Encryption in transit (HTTPS), access controls, logs and alerts, secure purchase validation, security testing and response plans. We will notify incidents when required.

 9) SDKs and Partners (Default Setup)

  • Analytics/Performance: Firebase Analytics (paused until consent); Firebase Performance (optional, with consent); Firebase Crashlytics (technical, necessary).

  • Advertising: Google Mobile Ads SDK (AdMob/Ad Manager)NPA by default in the EU if you do not consent; if you consent, personalised ads and measurement.

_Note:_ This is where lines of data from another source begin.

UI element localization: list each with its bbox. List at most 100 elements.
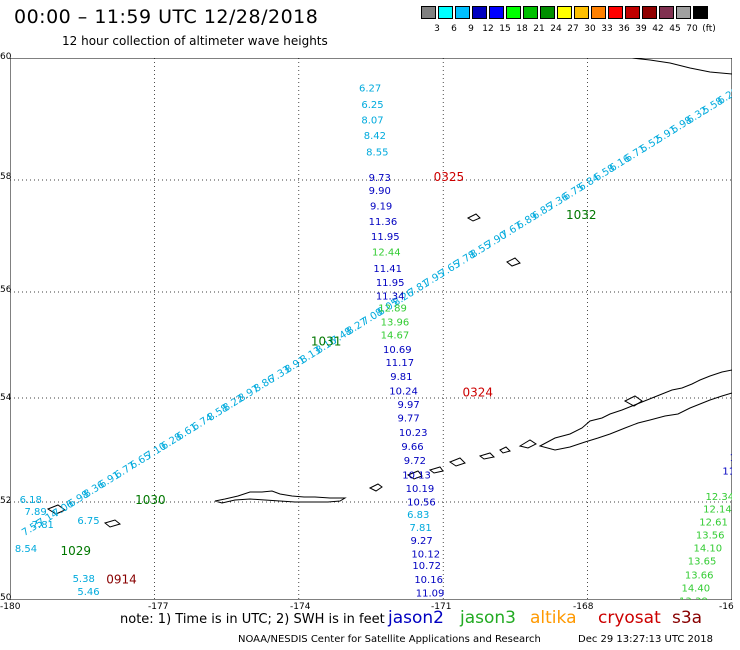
alaska-peninsula	[538, 369, 733, 451]
colorbar-swatch	[540, 6, 555, 19]
pribilof-2	[506, 257, 521, 267]
wave-height-value: 11.09	[416, 589, 445, 600]
wave-height-value: 10.72	[412, 561, 441, 572]
wave-height-value: 8.07	[361, 115, 383, 126]
pass-time-label: 1029	[61, 544, 92, 558]
colorbar-label: 6	[451, 24, 457, 34]
colorbar-swatch	[574, 6, 589, 19]
colorbar-label: 39	[635, 24, 647, 34]
wave-height-value: 10.16	[414, 575, 443, 586]
colorbar-label: 12	[482, 24, 494, 34]
wave-height-value: 11.68	[730, 453, 732, 464]
wave-height-value: 9.81	[390, 372, 412, 383]
colorbar-label: 15	[499, 24, 511, 34]
wave-height-value: 8.42	[364, 131, 386, 142]
colorbar-label: 30	[584, 24, 596, 34]
aleutian-isl-3	[428, 466, 444, 474]
pass-time-label: 1030	[135, 493, 166, 507]
wave-height-value: 9.72	[404, 456, 426, 467]
aleutian-west	[214, 490, 347, 504]
timestamp: Dec 29 13:27:13 UTC 2018	[578, 634, 713, 645]
coastlines	[46, 57, 733, 528]
aleutian-isl-7	[518, 439, 537, 449]
map-area[interactable]: 7.55 7.14 7.06 6.98 8.36 6.91 6.77 6.65 7.10 6.28…	[9, 57, 740, 650]
wave-height-value: 11.17	[385, 358, 414, 369]
wave-height-value: 5.46	[77, 587, 99, 598]
lon-label-177: -177	[148, 602, 169, 612]
colorbar-unit: (ft)	[702, 24, 716, 34]
colorbar-swatch	[489, 6, 504, 19]
legend-s3a: s3a	[672, 608, 703, 628]
colorbar-swatch	[676, 6, 691, 19]
lon-label-165: -16	[719, 602, 734, 612]
colorbar-swatch	[659, 6, 674, 19]
wave-height-value: 10.13	[402, 471, 431, 482]
wave-height-value: 12.14	[703, 504, 732, 515]
colorbar-swatch	[608, 6, 623, 19]
lat-label-52: 52	[0, 496, 12, 506]
aleutian-isl-2	[406, 470, 423, 480]
colorbar-label: 24	[550, 24, 562, 34]
lat-label-58: 58	[0, 172, 12, 182]
note-text: note: 1) Time is in UTC; 2) SWH is in fe…	[120, 612, 385, 627]
wave-height-value: 10.12	[411, 549, 440, 560]
colorbar-label: 36	[618, 24, 630, 34]
wave-height-value: 12.44	[372, 248, 401, 259]
lon-label-171: -171	[431, 602, 452, 612]
colorbar-swatch	[438, 6, 453, 19]
colorbar-label: 18	[516, 24, 528, 34]
wave-height-value: 9.27	[410, 536, 432, 547]
wave-height-value: 6.25	[361, 100, 383, 111]
aleutian-isl-4	[448, 457, 466, 467]
lon-label-180: -180	[0, 602, 21, 612]
wave-height-value: 11.95	[371, 232, 400, 243]
wave-height-value: 13.56	[696, 530, 725, 541]
colorbar-swatch	[591, 6, 606, 19]
amchitka	[103, 519, 122, 528]
lon-label-174: -174	[290, 602, 311, 612]
wave-height-value: 10.24	[389, 386, 418, 397]
colorbar-label: 42	[652, 24, 664, 34]
colorbar-swatch	[455, 6, 470, 19]
pass-time-label: 0324	[462, 385, 493, 399]
colorbar-swatch	[506, 6, 521, 19]
map-svg: 7.557.147.066.988.366.916.776.657.106.28…	[9, 57, 740, 650]
attu	[46, 504, 67, 515]
pass-time-label: 0325	[434, 170, 465, 184]
wave-height-value: 11.95	[376, 278, 405, 289]
colorbar-swatch	[693, 6, 708, 19]
lat-label-60: 60	[0, 52, 12, 62]
colorbar-swatch	[557, 6, 572, 19]
lat-label-54: 54	[0, 393, 12, 403]
wave-height-value: 6.83	[407, 510, 429, 521]
wave-height-value: 7.81	[32, 520, 54, 531]
wave-height-value: 9.90	[369, 186, 391, 197]
wave-height-value: 10.23	[399, 428, 428, 439]
wave-height-value: 6.27	[359, 84, 381, 95]
wave-height-value: 12.34	[706, 492, 732, 503]
colorbar-label: 3	[434, 24, 440, 34]
wave-height-value: 9.77	[397, 413, 419, 424]
legend-jason3: jason3	[460, 608, 516, 628]
wave-height-value: 11.36	[369, 217, 398, 228]
wave-height-value: 14.10	[693, 543, 722, 554]
colorbar-label: 9	[468, 24, 474, 34]
wave-height-value: 13.38	[679, 596, 708, 600]
wave-height-value: 14.40	[681, 584, 710, 595]
wave-height-value: 13.65	[688, 557, 717, 568]
wave-height-value: 7.81	[410, 523, 432, 534]
chart-title: 00:00 – 11:59 UTC 12/28/2018	[14, 6, 319, 28]
colorbar-swatch	[625, 6, 640, 19]
wave-height-value: 7.89	[24, 507, 46, 518]
pass-time-label: 0914	[106, 572, 137, 586]
lat-lon-grid	[10, 58, 732, 600]
wave-height-value: 10.69	[383, 345, 412, 356]
wave-height-value: 9.97	[397, 400, 419, 411]
lat-label-50: 50	[0, 593, 12, 603]
kodiak-area	[623, 395, 643, 407]
wave-height-value: 10.56	[407, 497, 436, 508]
colorbar-swatch	[421, 6, 436, 19]
pribilof-1	[466, 213, 481, 222]
wave-height-value: 11.34	[376, 291, 405, 302]
pass-time-label: 1032	[566, 208, 597, 222]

  • Basic Attribution without Cross-App Profiles: Play Install Referrer.

  • CMP: Google UMP or another CMP IAB TCF 2.2.

We will maintain a live list of SDKs/partners (name, purpose, data processed, retention, and links to their policies) at twop.app/ad-partners.

10) Automated Decisions and Profiles

We use systems for content recommendation and abuse detection. We do not make decisions with legal or significant effects based only on automated processing without safeguards provided by law. You can object to feed personalisation in Settings. 

11) Changes to this Policy

We may update it due to legal or service changes. We will notify with reasonable notice if they are substantial. The current version will be in the app (Settings → Privacy) and at twop.app/app-legal/privacy-policy-twop-application.